Database analysis tools help DBAs in identifying the discrepancies and illogical connections between data sets, so that they can be removed from the database. However, the capability of database analysis tools depend upon the platform on which database is built. For instance, small-scale relational database created on MS Access needs a whole lot of different DB analysis utility than one created using MySQL. If you’re looking for an all-in-one database analysis tool that can help you identify and clean redundant entries from the database, odds of you coming across a paid utility are high. Today, we discovered an open source, java-based utility called DataCleaner that implements a variety of database analysis and cleaning concepts including Data Quality, Master Data Management, Data Profiling, and Data Quality Monitoring, to remove all superfluous data sets off the specified data store. The application supports a wide range of database platforms and data files including CSV, MS Excel (XLS and XLSX), MS Access, SAS library, DBase database, Fixed Width File, XML, OpenOffice Database, MonoDB, MySQL, Oracle and MS SQL Server.
Additionally, it provides sample connection strings and other options to help you quickly create connections with your database. Once database is connected or data sets are retrieved from specified DB, it lets you view complete Metadata information of DB tables, enabling you to easily modify the required fields and rows. Moreover, it includes an extensive Filters feature that may help you view only the required part of database. You can apply numerous conditional filters on the database including Equals, Max rows, Null Check, Number range, Single word, String pattern match, and String value range. You have also the liberty to tweak with selected filters to meet the data mining requirements.
DataCleaner comes with an transformer feature that allows you to pre-process the data to extract, combine and generate separate values. The built-in Analyzer provides comprehensive Data Quality and Data Profiling operations to assist you in analyzing the content of selected Database. It includes a number of analysis features such as Boolean analyzer, Character set distribution, Data gap analyzer, Matching analyzer, Pattern finder, String analyzer, Weekday and Value distribution and more.
The main interface shows the supported datastore types. All you need is to pick the database type and configure the connection details. For example, if you want to clean and analyze MySQL database, enter Database name, Drive class name, connection string, and username & password. You can open Excel or Access database file by just specifying the complete path. Once connection is established, it adds the database to the list. Now, check the database you want to analyze, and click Analyze.

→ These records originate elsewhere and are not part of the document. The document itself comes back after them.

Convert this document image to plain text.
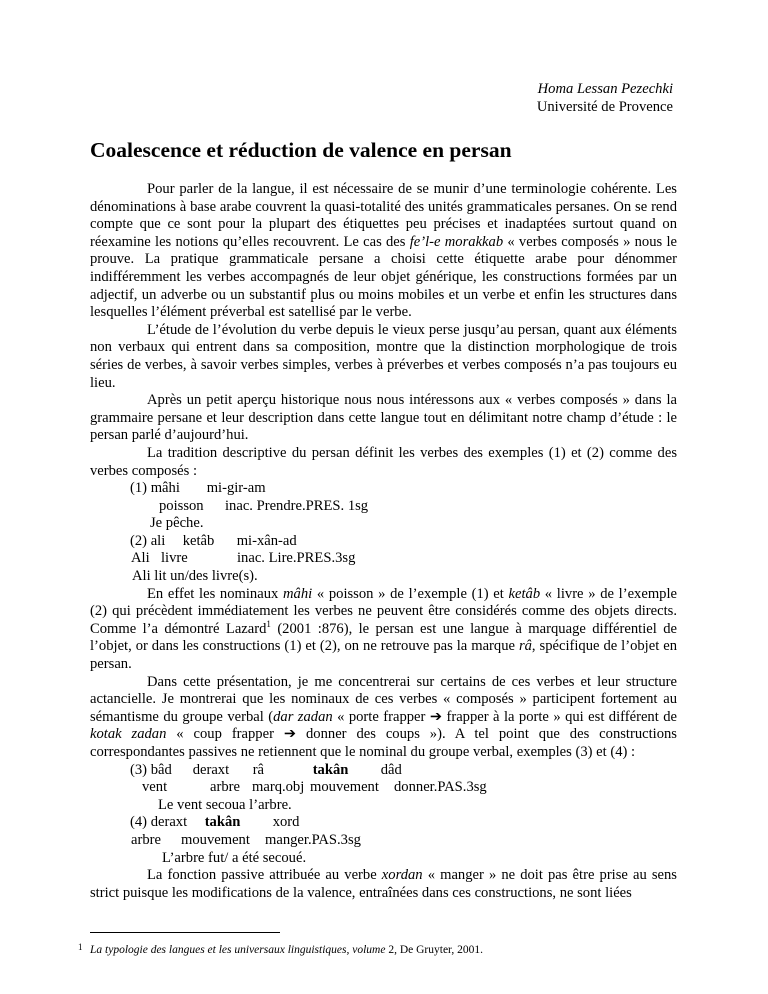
Homa Lessan Pezechki
Université de Provence
Coalescence et réduction de valence en persan

Pour parler de la langue, il est nécessaire de se munir d’une terminologie cohérente. Les dénominations à base arabe couvrent la quasi-totalité des unités grammaticales persanes. On se rend compte que ce sont pour la plupart des étiquettes peu précises et inadaptées surtout quand on réexamine les notions qu’elles recouvrent. Le cas des fe’l-e morakkab « verbes composés » nous le prouve. La pratique grammaticale persane a choisi cette étiquette arabe pour dénommer indifféremment les verbes accompagnés de leur objet générique, les constructions formées par un adjectif, un adverbe ou un substantif plus ou moins mobiles et un verbe et enfin les structures dans lesquelles l’élément préverbal est satellisé par le verbe.

L’étude de l’évolution du verbe depuis le vieux perse jusqu’au persan, quant aux éléments non verbaux qui entrent dans sa composition, montre que la distinction morphologique de trois séries de verbes, à savoir verbes simples, verbes à préverbes et verbes composés n’a pas toujours eu lieu.

Après un petit aperçu historique nous nous intéressons aux « verbes composés » dans la grammaire persane et leur description dans cette langue tout en délimitant notre champ d’étude : le persan parlé d’aujourd’hui.

La tradition descriptive du persan définit les verbes des exemples (1) et (2) comme des verbes composés :

(1) mâhi mi-gir-am
poisson inac. Prendre.PRES. 1sg
Je pêche.
(2) ali ketâb mi-xân-ad
Ali livre	inac. Lire.PRES.3sg
Ali lit un/des livre(s).

En effet les nominaux mâhi « poisson » de l’exemple (1) et ketâb « livre » de l’exemple (2) qui précèdent immédiatement les verbes ne peuvent être considérés comme des objets directs. Comme l’a démontré Lazard$^1$ (2001 :876), le persan est une langue à marquage différentiel de l’objet, or dans les constructions (1) et (2), on ne retrouve pas la marque râ, spécifique de l’objet en persan.

Dans cette présentation, je me concentrerai sur certains de ces verbes et leur structure actancielle. Je montrerai que les nominaux de ces verbes « composés » participent fortement au sémantisme du groupe verbal (dar zadan « porte frapper ➔ frapper à la porte » qui est différent de kotak zadan « coup frapper ➔ donner des coups »). A tel point que des constructions correspondantes passives ne retiennent que le nominal du groupe verbal, exemples (3) et (4) :

(3) bâd deraxt râ	takân dâd
vent	arbre marq.obj mouvement donner.PAS.3sg
Le vent secoua l’arbre.
(4) deraxt takân xord
arbre mouvement manger.PAS.3sg
L’arbre fut/ a été secoué.

La fonction passive attribuée au verbe xordan « manger » ne doit pas être prise au sens strict puisque les modifications de la valence, entraînées dans ces constructions, ne sont liées

1 La typologie des langues et les universaux linguistiques, volume 2, De Gruyter, 2001.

The left sidebar holds databases from selected datastore, allowing you to explore the datasets. You need to select the fields to perform analysis. Just double-click the fields you want to include, and it will list them in Source tab. You can check the datasets and their type, and remove any unnecessary fields.
Under Metadata tab, you will find all the meta data information, including Table, Column, Type family (based on stored data), Type, Native Type, Size, Nullable condition, Index status.
The Filters tab lets you include any aforementioned filters to extract specific information from columns. It lets you add multiple types of filters to the list, so that you can easily filter out the required data sets. Once you’ve added a filter, collapse the filter window, and then click Add filter to choose the type of filter you want to use.
Analyzer is probably the most useful feature of the application. As mentioned before, it allows you to select numerous kinds of analysis. Not only does it give you detailed analysis report, it also lets you create analysis graphs. Just select the required type of analysis, and fill in the required information. Once done, click Run analysis.
Upon click, it will start creating analysis report. The Progress information tab shows all the processes it run while generating the analysis.
You can double-click the graph button present in first field to plot the data on the graph. DataCleaner allows you to save the jobs. It creates an XML file that holds the analysis report. Analysis job files can be viewed by opening the XML file from File –> Open analysis job.
DataCleaner offers write data option during different stages of data analysis. For example. the Filters feature lets you write cleansed data to a separate file. You can export the filtered data to CSV file, create Excel spreadsheet, make staging table or insert the data directly into a table.
DataCleaner is a massive data analysis and cleaning utility that supports Windows, Linux, and Mac OS X. We have tried to cover the most salient features of the application, and might have missed out few useful tools and options. You can find detailed help manuals and usage guides from product page. It must be noted that it requires latest JRE (Java Runtime Environment) to work.